Il Ministro lo guardava commosso. D. Bosco, quando sentiva in sè qualche contrasto di passione, allora pareva che la natura si lamentasse e il suo accento aveva qualche cosa di così dolce e di affettuoso, che piegava al suo volere chi lo ascoltava.

 - Mi piace, proseguì il Ministro, questo schietto parlare e le ripeto che questa sua confidenza non rimarrà senza effetto: ma non ha ella pubblicata una Storia d'Italia, che mi dicono contenere principii e massime incompatibili coi tempi nostri? - La Storia d'Italia, a cui fa cenno la E. V., fu scritta colla miglior volontà di un cittadino. Appena stampata ne mandai copia al Ministro della Pubblica Istruzione, Giovanni Lanza, il quale la fece esaminate, e, trovatala preferibile a tutte quelle che correvano per le scuole, la encomiò, diede un premio di mille lire all'umile autore, e poco dopo venne annoverata tra i libri da distribuirsi in premio nelle pubbliche scuole. Essa fu presa ad esame e lodata da uomini competenti in materia, e tra gli altri da Nicolò Tommaseo. Ora non capisco, come un libro cotanto beneviso al Ministero e lodato da uomini di tal fatta, sia divenuto pericoloso allo Stato.

 - Io ne ho letto una parte, e davvero che non vi ho trovato quel malaccio che taluni vanno dicendo. Notai però un capitolo in favore del potere temporale dei Papi.

 - Io ho narrata la storia esponendo l'origine di questo potere, il suo ampliamento consecutivo, i vantaggi dai Papi recati all'Italia. Sfido di smentirmi in questo; e non ho col mio racconto detto parola contro l'attuale stato delle cose.

 - Sta bene; tuttavia dacchè ne, uscì la prima edizione, i tempi subirono un radicale cambiamento, le idee vestirono nuova forma, e parmi, che sarebbe anche bene, che ogni volta che il pollo vieti portato in tavola fosse pure diversamente condito e accompagnato con novello intingolo. Che ne pare a lei?

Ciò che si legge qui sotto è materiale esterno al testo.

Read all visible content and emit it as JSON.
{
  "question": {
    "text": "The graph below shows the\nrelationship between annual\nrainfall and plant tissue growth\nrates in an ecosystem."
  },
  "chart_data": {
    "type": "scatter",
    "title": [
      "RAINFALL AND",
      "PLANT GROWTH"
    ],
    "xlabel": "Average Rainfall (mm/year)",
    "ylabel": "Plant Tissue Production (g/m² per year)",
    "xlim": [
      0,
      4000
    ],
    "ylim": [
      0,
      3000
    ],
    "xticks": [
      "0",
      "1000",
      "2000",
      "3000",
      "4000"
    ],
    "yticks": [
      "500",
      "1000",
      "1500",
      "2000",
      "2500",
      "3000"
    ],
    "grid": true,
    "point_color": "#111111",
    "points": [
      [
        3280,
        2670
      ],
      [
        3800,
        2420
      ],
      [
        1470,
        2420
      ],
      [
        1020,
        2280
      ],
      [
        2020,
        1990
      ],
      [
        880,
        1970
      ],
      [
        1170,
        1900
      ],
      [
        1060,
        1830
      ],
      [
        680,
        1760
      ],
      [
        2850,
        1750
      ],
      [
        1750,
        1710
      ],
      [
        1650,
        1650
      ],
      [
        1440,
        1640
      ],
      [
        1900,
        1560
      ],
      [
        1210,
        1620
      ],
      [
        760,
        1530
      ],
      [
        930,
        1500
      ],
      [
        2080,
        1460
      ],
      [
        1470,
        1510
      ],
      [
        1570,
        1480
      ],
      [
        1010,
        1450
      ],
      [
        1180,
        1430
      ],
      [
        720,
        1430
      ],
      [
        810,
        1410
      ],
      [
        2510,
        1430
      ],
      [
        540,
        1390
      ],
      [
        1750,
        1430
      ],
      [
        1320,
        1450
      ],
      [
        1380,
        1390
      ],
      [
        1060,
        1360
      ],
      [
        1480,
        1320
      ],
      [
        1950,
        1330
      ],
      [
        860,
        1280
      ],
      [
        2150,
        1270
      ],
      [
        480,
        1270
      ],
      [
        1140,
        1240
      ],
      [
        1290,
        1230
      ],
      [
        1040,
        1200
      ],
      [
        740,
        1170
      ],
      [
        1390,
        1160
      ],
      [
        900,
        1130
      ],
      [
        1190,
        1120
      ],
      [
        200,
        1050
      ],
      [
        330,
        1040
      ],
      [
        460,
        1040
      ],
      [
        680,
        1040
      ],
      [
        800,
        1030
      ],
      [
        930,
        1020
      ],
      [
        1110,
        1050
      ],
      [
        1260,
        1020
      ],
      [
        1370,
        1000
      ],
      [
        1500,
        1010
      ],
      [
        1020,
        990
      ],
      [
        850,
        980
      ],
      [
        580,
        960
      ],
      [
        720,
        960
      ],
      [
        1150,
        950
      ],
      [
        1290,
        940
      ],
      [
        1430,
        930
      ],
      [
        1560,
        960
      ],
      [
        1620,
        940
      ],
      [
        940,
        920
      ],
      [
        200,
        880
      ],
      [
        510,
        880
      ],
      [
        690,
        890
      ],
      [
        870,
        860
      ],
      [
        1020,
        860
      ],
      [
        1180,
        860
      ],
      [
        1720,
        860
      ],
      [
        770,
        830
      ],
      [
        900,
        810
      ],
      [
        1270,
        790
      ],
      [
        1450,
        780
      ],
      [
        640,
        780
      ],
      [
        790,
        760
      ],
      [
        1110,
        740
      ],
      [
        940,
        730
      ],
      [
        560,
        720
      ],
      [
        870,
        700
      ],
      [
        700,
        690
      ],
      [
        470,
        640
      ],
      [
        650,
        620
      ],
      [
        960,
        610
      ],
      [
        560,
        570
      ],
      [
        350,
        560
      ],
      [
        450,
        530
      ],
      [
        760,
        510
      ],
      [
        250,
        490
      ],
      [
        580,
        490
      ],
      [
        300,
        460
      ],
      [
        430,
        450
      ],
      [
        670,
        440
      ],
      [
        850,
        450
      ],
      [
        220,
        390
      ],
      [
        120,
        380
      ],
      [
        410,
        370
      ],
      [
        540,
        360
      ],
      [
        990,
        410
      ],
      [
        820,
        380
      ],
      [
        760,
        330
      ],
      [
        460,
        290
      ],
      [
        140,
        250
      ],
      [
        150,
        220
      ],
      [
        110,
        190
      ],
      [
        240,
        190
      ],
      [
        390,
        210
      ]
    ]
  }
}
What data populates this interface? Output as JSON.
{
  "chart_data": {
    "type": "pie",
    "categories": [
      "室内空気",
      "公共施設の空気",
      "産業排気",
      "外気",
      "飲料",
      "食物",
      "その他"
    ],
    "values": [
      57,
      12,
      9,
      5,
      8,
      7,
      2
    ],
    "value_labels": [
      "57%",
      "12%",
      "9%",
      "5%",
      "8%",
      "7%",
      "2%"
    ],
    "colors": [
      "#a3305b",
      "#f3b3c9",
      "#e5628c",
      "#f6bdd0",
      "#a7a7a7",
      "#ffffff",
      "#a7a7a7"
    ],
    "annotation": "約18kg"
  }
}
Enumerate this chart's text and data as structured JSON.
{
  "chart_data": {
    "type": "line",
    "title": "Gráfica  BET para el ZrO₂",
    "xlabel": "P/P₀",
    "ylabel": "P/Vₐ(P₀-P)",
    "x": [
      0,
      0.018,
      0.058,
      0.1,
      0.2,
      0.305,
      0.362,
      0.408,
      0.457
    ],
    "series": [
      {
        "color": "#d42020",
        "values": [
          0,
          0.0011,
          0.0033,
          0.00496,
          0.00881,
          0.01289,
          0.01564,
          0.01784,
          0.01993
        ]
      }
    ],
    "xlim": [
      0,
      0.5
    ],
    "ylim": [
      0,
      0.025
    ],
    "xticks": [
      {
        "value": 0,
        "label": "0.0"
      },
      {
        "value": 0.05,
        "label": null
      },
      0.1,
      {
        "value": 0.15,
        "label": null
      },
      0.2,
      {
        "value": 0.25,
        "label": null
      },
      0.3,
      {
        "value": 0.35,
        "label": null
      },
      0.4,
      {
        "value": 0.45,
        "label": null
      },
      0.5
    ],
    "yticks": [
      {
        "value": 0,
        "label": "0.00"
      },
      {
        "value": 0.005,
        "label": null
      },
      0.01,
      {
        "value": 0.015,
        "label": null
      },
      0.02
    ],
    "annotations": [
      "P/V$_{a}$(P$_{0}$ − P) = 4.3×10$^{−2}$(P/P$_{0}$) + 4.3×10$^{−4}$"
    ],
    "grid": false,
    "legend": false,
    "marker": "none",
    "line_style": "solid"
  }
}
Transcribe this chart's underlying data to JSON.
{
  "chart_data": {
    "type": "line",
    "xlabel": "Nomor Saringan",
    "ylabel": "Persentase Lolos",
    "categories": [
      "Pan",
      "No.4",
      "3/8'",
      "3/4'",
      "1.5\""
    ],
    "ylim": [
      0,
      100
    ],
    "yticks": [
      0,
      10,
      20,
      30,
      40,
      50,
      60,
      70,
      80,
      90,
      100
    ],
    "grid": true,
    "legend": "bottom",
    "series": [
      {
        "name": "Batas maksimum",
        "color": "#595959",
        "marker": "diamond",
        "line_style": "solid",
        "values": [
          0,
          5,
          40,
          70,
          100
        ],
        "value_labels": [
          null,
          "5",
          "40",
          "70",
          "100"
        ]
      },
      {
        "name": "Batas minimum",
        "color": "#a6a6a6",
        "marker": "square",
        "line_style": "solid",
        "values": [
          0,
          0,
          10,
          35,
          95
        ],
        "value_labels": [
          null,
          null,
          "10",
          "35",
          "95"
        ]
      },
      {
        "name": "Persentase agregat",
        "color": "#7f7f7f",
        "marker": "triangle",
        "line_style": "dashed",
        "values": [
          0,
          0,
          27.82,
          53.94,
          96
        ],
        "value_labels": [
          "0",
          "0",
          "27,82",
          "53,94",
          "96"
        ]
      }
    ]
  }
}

 - Che ciò si faccia coi polli da portarsi a mensa, non ho che ridire, ma giudico che questo non si possa praticare coi fatti storici. La storia è sempre la stessa, perchè il vero non può essere falso, come il bianco non può essere nero. I fatti avvenuti una volta non mutano col mutare dei tempi, e perciò vanno presentati al pubblico come sono succeduti, e non già travisati o ravvolti in, abiti oppure in intingoli, che li facciano apparire tutt'altro da quello che sono; altrimenti la storia, cangiando col cangiar di gusto o di testa di chi la racconta o di chi la scrive, invece di farsi stabile e verace maestra della vita, diverrebbe una mascherata, una contraddizione, una congiura contro la verità.

 - È vero; le idee degli uomini variano, mentre i fatti tramandati dalla storia veridica ed imparziale non variano più. Tuttavia io consiglio la S. V. a rileggere la sua storia, e riscontrando certi riflessi, che pugnano troppo apertamente colle idee del giorno, li modifichi a segno che non offendano la suscettibilità di taluni. Mi ha ella compreso?

 - Ho compreso benissimo, signor Ministro, e se la E: V. si degnerà di farmi notare le cose meritevoli di modificazioni, le do parola di farne tesoro per la prima ristampa del povero, mio lavoro.

 - Siamo dunque d'accordo; ed ora lei vada tranquillo, che niuno andrà più a recarle disturbo. Nascendo difficoltà intorno alle sue scuole, venga pure direttamente dame e non dubiti. Finchè io sarò al Ministero della Pubblica Istruzione, lei avrà il mio appoggio e la mia protezione.

 - Ringrazio V. E., conchiuse D. Bosco, di sua alta benevolenza, e io non potendo altro pregherò e farà pregare i miei giovanetti, giovanetti, che Iddio le conceda in compenso una vita lunga e felice, e a suo tempo una morte preziosa.

 - Addio, o mio caro Abate, rispose il Ministro, stringendogli la mano.